Langhorne Slim & The Law: “The Way We Move”
There are a few different ways to approach folk music. One involves serious songs about serious subjects sung by serious people. Another, one that I personally prefer, is like the emotional equivalent of a shotgun blast. It’s about letting all the feelings out–good, bad or ugly–in one exuberant, unhinged wallop of energy and honesty. Even if the song’s sad, it makes the catharsis all the sweeter. It’s about laying your musical cards on the felt, and neo-folkie Langhorne Slim is the kind of songwriter and performer that goes all-in every hand.

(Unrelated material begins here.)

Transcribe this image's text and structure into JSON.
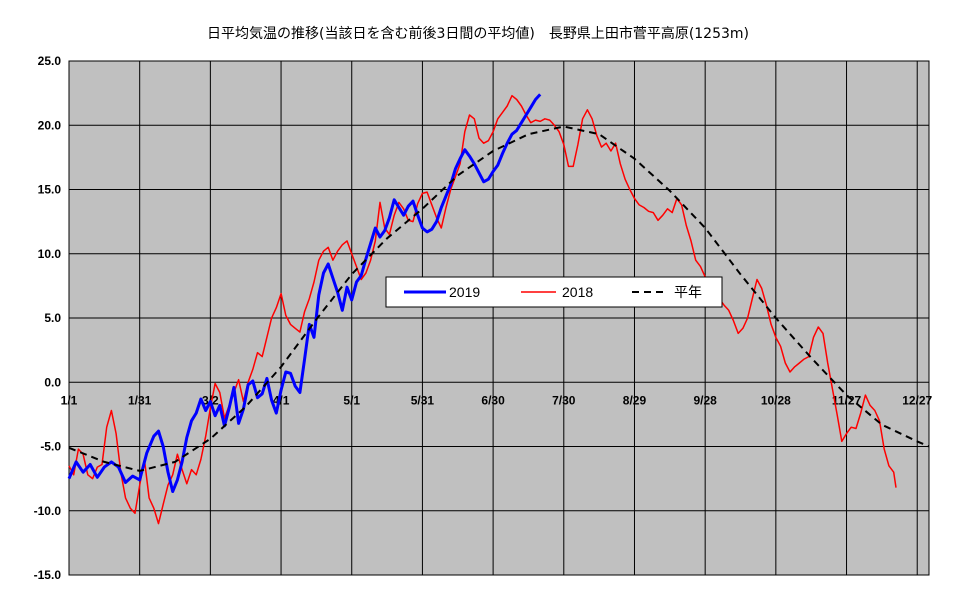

Slim (real name Sean Scolnick) takes his name from Langhorne, Pennsylvania, the small town in eastern Pennsylvania near the New Jersey border where he was born. Like many a young man with a bit of a muse and a musical bent, at 18 Slim found his way to Brooklyn where he ensconced himself in the folk scene. After finishing university studies in New York Slim went out on the road opening up for playful, freak-folk outfit The Trachtenburg Family Slideshow Players. Slim has also played opening slots for groups like Lucero, Murder By Death, The Avett Brothers, Drive-By Truckers and The Old 97′s, and performed for audiences at big shows like the Newport Folk Festival and Lollapalooza. In 2004 he issued his first EP Electric Love Letter. The following year Slim released his debut full-length When The Sun’s Gone Down. Slim, who had heretofore gone mostly solo, added a backing band for the record, and they’ve been a fixture in Slim’s show and sound ever since. Now called The Law, the band includes longtime Slim collaborators Malachi DeLorenzo on drums, Jeff Ratner on bass and David Moore on keys and banjo.
Earlier this summer Slim and The Law released their latest record The Way We Move. The rollicking title track is today’s song of the day. The track is propped up by a rhythm that makes you just want to march. Yes, march. The music is delightfully loose and shambolic. You can almost imagine Moore at an upright with an ashy cigarette dangling from his grinning mug as he pounds out the ramshackle hooks. Slim stretches and scrapes his vocal chords almost to the breaking point, like he’s been up all night belting out drunken tunes with his buddies. But by the end of the song you feel like the party’s just started, and you’ve just arrived. It’s folk at its best.
And there’ll be a party Tuesday night at The Parish when Langhorne Slim & The Law bring their whole show to Austin.